Homes slowly become decorated in tinsel and garland, as front lawns become winter wonderlands. Retailers rush to stock up while the dreaded shopping season escalates. City trees are lit and every downtown bears a holly wreath. It's the same every year but for some reason, even with the holiday music and christmas movies, I can not even force myself into the groove. Maybe it is because I have lost one certain sense of comfortable familiarity or perhaps it is my belief that christmas should come once every other year to really make it something special, like how the Olympics or the World Cup or Madonna don't come around every year, making them that much more fabulous.
As most people anticipate Christmas (or which ever other holiday you care to check off), I anticipate rebirth. A new beginning to enrichen my life. In less than a month I am packing up my clothes, my mandolin and my laptop to relocate to the Southern land of Austin, Texas. Yes, Texas. Where I can be beautiful, talented, productive, successful and feel completely out of my comfort zone, which in a way will be inspirational. Nervous is an understatement and ecstatic is overkill; disbelief still fits but the opportunity just reeks of self-discovery.
As I become older and live more responsibly, I realize, little by little, that our goals in life are what drive us to create the most well-worth life to live and actually live it. The best reality television show you can star in is your own reality. I have long term goals of settling down on the East Coast in Portsmouth, New Hampshire, making a living as a writer for a travel magazine that also sends me to exotic, impoverished, boring and amazing places in exchange for a few articles. That'll take a while. For now, when I get to Austin, I need to focus on my short term goals of being a published writer and volunteering time to the Human Rights Campaign (HRC) in their fight for equal rights for all. I have received confirmation that I can start helping plan and prepare the HRC Austin 2011 gala event in February. Check out their website at http://www.hrcaustin.org/. For work, I am hoping to transfer to a Southern CVS or apply at a new bank for part time work. I have also submitted an application to Whole Foods. Check out their delicious website at http://www.wholefoodsmarket.com/.
When I think about the last year of my life and how I have gone from feeling completely content and happy and in love, to ending a one-of-a-kind relationship (in which I will never be over), engulfing myself in 60-hour work weeks at two jobs and making the decision to completely up-root my entire life, I get a sharp, pleasantly, unpleasant tingle up my spine. What used to be his hands along my backbone is now guilt, which crawls through my stomach, reminding me of what I had planted and what could have grown. Afraid of the rain. For the past four months I have been a racing railway train (with a big red bow on the front), grasping for the blades of grass I can reach as I speed by, sometimes running on nothing but fumes. I have traveled across New England to eat a fried Oreo on the shore in New Jersey, to feel the freedom of the Liberty Bell in Philadelphia, to ride a Segway around Washington DC, to catch up with friends in my own home town. I have squeezed in the time to magically make scarecrows and ginger bread houses come to life in Portsmouth, to sleep in a burlington motel with blood bearing box springs, spent Halloween in the ghost town that was Rockland, ME on a Sunday afternoon and got to sit in on a "Gender In Music" lecture at UMASS Amherst with the talented Amy Ray (of Indigo Girls), the wise June Millington (of the 60's chick band Fanny) and Zoe Lewis, full of stories. I have been chugging along looking for the balance of dreaming big and working hard, overloaded with christmas trees in my caboose, quickly loosing their pine needles.

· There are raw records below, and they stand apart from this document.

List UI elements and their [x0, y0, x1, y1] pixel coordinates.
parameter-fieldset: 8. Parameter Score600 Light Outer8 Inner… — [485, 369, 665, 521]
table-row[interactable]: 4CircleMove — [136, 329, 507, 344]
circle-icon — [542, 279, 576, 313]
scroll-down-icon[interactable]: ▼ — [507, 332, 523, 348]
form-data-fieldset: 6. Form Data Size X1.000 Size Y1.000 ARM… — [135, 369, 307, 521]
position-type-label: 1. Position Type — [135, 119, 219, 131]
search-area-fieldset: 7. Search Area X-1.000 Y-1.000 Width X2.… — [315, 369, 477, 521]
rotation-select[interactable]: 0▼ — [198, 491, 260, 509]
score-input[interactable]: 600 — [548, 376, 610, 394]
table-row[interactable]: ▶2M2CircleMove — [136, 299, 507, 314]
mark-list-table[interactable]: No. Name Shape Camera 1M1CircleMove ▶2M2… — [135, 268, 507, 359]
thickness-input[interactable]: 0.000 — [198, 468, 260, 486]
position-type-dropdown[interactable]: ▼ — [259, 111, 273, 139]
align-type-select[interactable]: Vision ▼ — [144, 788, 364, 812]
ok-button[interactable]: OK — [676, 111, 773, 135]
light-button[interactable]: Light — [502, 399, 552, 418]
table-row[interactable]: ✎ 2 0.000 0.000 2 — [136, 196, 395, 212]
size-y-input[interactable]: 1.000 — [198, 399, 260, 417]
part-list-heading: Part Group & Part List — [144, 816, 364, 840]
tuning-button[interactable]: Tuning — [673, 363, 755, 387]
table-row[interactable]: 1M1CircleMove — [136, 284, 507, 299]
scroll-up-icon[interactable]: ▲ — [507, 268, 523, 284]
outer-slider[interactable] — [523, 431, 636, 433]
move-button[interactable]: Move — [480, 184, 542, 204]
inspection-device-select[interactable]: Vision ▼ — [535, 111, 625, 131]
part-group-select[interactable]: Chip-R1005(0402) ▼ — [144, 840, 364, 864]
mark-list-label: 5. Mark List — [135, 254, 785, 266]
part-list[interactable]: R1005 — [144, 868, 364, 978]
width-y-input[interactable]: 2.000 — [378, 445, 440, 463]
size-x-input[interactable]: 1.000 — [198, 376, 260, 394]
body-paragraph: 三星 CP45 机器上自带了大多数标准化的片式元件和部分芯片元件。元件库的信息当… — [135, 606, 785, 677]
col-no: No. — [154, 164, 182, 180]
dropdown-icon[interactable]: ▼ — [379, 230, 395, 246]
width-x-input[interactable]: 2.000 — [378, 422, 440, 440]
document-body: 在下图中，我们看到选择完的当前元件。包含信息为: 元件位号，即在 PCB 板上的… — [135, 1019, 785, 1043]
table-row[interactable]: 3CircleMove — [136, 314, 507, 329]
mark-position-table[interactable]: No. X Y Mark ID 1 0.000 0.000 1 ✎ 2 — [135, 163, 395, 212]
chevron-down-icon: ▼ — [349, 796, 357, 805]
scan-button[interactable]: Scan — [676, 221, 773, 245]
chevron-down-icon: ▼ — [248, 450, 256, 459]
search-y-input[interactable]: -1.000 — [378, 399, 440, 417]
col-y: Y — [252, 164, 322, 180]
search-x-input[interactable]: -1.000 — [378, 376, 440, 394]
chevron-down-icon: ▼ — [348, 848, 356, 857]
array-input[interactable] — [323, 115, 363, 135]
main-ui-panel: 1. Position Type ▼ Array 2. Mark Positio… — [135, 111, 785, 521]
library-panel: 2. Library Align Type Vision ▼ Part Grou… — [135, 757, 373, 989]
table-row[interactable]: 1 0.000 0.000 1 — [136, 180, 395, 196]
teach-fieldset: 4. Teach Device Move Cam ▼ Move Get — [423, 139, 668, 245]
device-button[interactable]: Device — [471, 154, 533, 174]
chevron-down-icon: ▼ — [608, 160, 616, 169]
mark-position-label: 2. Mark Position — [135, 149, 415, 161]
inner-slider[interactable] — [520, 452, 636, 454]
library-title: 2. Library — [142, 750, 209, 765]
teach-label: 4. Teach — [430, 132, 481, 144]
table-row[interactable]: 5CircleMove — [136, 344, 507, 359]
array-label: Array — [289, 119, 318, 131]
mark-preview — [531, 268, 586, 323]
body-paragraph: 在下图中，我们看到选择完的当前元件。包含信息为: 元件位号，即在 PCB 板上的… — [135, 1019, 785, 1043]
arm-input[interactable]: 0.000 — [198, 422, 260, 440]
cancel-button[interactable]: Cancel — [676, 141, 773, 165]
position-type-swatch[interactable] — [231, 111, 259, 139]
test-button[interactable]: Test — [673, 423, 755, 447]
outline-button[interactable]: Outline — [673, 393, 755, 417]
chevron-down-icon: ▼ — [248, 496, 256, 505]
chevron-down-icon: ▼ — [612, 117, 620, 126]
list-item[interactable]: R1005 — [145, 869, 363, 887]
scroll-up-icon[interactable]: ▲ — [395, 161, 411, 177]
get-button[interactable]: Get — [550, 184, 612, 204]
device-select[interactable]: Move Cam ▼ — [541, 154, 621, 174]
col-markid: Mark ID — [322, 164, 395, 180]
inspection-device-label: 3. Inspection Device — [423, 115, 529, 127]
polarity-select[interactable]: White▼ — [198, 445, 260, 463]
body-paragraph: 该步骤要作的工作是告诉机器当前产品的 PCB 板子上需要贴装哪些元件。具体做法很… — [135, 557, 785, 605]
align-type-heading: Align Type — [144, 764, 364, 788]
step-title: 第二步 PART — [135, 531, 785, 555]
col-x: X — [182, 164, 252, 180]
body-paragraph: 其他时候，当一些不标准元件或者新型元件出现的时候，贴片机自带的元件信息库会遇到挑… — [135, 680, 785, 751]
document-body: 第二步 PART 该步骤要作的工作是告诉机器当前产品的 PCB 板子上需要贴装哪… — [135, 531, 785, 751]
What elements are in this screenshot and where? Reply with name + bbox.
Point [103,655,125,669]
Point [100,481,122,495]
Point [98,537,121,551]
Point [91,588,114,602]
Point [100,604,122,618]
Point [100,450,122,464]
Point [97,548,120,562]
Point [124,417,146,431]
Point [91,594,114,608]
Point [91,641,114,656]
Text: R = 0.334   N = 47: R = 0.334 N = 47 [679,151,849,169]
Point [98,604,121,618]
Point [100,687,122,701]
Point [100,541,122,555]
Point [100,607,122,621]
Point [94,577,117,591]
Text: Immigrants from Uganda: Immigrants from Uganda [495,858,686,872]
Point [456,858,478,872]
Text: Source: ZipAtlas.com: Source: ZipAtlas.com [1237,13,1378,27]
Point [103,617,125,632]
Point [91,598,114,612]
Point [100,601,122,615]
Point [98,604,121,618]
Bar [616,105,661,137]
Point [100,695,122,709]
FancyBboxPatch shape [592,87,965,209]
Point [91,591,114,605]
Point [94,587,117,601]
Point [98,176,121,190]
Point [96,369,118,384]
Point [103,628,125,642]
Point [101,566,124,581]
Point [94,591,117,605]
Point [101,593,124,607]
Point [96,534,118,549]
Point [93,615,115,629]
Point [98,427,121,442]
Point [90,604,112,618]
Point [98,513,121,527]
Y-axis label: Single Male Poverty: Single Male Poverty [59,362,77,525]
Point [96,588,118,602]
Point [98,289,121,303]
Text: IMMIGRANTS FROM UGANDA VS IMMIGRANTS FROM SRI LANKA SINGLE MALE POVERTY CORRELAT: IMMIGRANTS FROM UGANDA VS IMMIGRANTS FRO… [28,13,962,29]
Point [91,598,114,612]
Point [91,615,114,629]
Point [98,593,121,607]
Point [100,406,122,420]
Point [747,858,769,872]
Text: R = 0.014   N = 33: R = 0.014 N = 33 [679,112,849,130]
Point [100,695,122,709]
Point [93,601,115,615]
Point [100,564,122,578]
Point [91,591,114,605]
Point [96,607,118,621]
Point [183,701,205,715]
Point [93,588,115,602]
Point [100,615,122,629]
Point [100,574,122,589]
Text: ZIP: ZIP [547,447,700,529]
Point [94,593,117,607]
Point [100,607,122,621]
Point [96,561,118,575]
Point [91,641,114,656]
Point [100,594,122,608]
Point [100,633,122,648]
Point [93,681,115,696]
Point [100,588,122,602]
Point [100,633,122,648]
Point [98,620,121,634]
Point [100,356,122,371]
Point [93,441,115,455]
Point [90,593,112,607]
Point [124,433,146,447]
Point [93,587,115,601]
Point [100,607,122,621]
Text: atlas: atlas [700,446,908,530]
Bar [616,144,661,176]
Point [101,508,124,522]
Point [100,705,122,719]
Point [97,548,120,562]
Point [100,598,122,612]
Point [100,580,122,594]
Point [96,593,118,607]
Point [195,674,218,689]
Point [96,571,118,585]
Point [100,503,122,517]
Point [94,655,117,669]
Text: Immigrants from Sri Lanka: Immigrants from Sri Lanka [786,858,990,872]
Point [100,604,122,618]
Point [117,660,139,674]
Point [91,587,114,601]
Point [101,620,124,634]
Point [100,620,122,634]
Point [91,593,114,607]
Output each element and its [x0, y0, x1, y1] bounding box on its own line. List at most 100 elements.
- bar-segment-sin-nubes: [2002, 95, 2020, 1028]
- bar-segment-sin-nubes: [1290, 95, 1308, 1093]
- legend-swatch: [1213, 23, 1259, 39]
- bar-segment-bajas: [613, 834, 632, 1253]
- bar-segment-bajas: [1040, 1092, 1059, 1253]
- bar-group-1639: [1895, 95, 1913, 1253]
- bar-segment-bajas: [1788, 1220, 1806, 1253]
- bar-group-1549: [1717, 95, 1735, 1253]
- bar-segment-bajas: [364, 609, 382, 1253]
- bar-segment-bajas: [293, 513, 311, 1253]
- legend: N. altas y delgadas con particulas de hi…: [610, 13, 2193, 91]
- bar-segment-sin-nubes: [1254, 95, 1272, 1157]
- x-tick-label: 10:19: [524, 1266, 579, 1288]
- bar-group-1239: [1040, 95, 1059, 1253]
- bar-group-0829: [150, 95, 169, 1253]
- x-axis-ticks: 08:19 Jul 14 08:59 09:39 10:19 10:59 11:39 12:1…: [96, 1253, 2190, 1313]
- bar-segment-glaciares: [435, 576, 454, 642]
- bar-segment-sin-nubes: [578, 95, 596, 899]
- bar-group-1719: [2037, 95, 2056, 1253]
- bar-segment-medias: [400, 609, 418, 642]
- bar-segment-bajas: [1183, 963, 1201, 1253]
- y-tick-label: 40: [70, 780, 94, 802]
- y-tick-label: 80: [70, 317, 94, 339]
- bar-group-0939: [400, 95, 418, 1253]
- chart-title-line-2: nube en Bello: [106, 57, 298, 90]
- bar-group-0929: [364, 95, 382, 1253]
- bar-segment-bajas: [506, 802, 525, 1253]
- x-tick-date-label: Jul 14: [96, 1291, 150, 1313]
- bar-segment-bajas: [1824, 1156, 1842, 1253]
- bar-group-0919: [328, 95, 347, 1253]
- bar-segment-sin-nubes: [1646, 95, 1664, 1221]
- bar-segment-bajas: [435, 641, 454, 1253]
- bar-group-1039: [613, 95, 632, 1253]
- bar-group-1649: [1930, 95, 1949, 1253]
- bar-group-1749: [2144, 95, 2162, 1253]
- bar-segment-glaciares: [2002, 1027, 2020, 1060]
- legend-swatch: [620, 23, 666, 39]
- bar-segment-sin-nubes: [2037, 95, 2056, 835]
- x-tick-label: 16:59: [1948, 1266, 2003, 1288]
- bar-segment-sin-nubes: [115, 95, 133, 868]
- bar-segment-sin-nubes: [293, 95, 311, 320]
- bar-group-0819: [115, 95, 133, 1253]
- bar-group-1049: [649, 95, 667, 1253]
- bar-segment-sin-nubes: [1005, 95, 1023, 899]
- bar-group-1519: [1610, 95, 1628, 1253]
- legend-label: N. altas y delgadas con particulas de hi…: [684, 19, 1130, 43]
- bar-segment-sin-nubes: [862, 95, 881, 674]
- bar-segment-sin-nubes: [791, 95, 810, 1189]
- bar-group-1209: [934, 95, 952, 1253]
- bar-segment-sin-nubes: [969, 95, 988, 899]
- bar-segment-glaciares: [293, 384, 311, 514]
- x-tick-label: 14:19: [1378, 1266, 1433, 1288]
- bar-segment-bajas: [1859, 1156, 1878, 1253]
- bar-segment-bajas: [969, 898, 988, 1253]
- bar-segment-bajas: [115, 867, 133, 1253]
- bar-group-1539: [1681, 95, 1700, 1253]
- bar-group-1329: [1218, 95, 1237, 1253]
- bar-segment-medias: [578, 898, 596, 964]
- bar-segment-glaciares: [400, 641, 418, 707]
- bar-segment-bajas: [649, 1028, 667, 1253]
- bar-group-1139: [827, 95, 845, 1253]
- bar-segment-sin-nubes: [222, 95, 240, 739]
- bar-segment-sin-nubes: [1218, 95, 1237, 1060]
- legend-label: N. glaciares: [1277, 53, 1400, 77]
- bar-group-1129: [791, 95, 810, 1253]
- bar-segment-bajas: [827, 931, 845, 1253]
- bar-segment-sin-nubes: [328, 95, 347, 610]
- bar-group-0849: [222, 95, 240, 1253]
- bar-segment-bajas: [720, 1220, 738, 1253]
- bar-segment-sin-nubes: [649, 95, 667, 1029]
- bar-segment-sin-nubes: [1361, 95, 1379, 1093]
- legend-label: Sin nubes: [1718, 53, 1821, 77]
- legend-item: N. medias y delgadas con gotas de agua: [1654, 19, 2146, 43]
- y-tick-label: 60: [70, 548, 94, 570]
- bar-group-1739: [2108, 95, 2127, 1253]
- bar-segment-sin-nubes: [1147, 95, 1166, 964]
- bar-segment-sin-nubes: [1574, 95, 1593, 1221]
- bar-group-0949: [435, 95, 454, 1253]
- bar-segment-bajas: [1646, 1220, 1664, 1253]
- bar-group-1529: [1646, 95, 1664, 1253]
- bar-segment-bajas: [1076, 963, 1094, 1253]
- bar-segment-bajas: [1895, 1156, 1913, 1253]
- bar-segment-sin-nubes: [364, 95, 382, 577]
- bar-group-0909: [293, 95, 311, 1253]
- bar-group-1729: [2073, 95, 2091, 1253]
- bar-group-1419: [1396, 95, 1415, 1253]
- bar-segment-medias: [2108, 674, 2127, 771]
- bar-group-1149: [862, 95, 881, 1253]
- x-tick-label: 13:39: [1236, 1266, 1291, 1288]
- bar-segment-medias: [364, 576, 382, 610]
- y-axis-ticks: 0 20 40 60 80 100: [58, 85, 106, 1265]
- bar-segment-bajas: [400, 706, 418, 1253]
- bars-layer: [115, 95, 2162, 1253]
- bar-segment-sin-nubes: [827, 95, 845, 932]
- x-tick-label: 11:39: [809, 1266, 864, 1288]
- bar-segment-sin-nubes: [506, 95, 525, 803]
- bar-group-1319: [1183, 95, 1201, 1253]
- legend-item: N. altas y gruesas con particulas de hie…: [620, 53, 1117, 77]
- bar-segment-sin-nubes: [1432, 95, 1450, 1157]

My experience at the bank since August has been quite the endeavor. I knew virtually nothing about the financial aspect of our Earth that basically revolves around the green. Learning is easy, but retaining the information and putting it to correct use is tricky. Day by day I feel more confidant. Listening to the married women I work with speak of their married lives forces my life into perspective: Why am I still spending every day in Peterborough? I feel more than lucky to have two great jobs but if it is over, it's over and should I need to start at the bottom and work my way up all over again, I know I can be just as successful no matter where I am. I refuse to wear this elf hat any longer.
New England will forever be my home but for now I need to be uncomfortably transplanted to Austin, Texas, where it doesn't snow, where I can soak up some sun like a solar panel, where I will soon learn many lessons on music, art, friends, writing, viewing and especially on how not to (or, how to) royally fuck things up. I will either topple over at the weight of my bad decisions or I will stand strong, rooted in the opportunity of choice and chance, tangled up in blue christmas lights.